A new report from the European Parliament has urged lawmakers not to ban or ignore virtual currencies (VC). The report, Virtual Currencies and Central Banks Monetary Policy: Challenges Ahead, issued by the Economic and Monetary Affairs Committee, suggests that digital currencies be “treated by regulators as any other financial instrument, proportionally to their market importance, complexity, and associated risks.”
“Economists who attempt to dismiss [virtual currencies], considering them as the inventions of “quacks and cranks”, a new incarnation of monetary utopia or mania, fraud, or simply as a convenient instrument for money laundering, are mistaken. [Virtual currencies] respond to real market demand and, most likely, will remain with us for a while.
“Policy makers and regulators should not ignore [virtual currencies], nor should they attempt to ban them. Both extreme approaches are incorrect.”

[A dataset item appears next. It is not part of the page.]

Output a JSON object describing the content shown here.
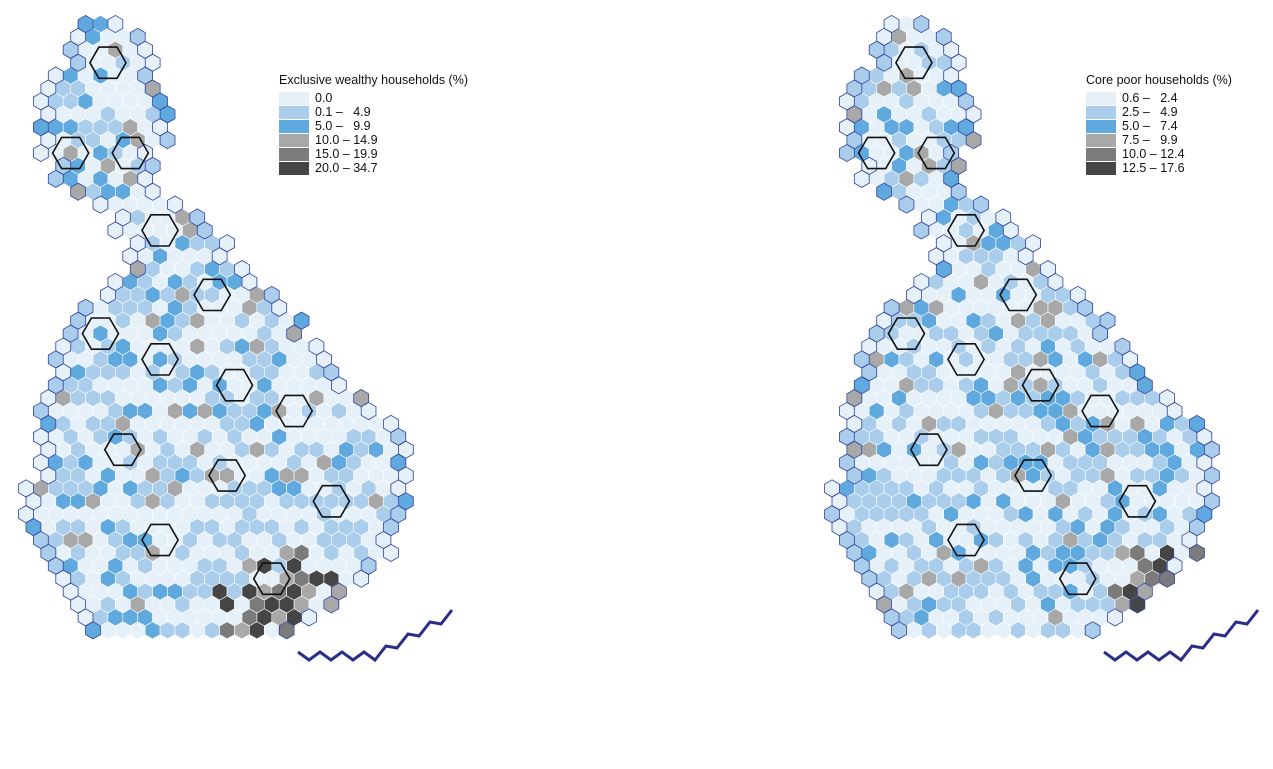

The report notes the increasing use of, and importance of, virtual currencies in smaller “monetary jurisdictions” or in nations where economic stability and trust are low. “Such countries already struggle with the phenomenon of currency substitution in the form of spontaneous dollarisation or euroisation. VCs may offer another avenue for currency substitution, as observed recently in Venezuela.”
The 33-page report speaks to many of the advantages of virtual currencies, as well as the challenges it brings. It also does a pretty good job of describing Bitcoin, Ethereum, and Ripple, and their respective advantages and disadvantages. It’s a bit of a heavy read, with a large focus on answering the question, “Can virtual currencies break central banks’ monopolies on money issuance?”
“The answer seems most likely “no”, despite the relative market success of Bitcoin and the chances for similar successes with its followers. After almost a decade since its creation, and notwithstanding its acceptance by some digital platforms and strong market value, its role remains marginal. In April 2018, the total market capitalisation of all VCs was below US$ 300 billion (Subsection 2.3, Table 1), while broad money (M3) in the US approached US$ 14 trillion at the end of 2017.34 Differences in the number of transactions is even more strikingly in favour of sovereign currencies.
The authors do acknowledge an increased role for virtual currencies in regions of instability. However, declaring that digital currencies will remain a non-factor in the future, based on bitcoin’s current market capitalization today, seems short-sighted. Digital currencies are still very early in terms of their capabilities and technological developments. More and more investors are planning to buy Bitcoin in Canada and countries all around the world. The notion that they would be written off now reminds me of this quote on the automobile:
“That the automobile has practically reached the limit of its development is suggested by the fact that during the past year no improvements of a radical nature have been introduced.”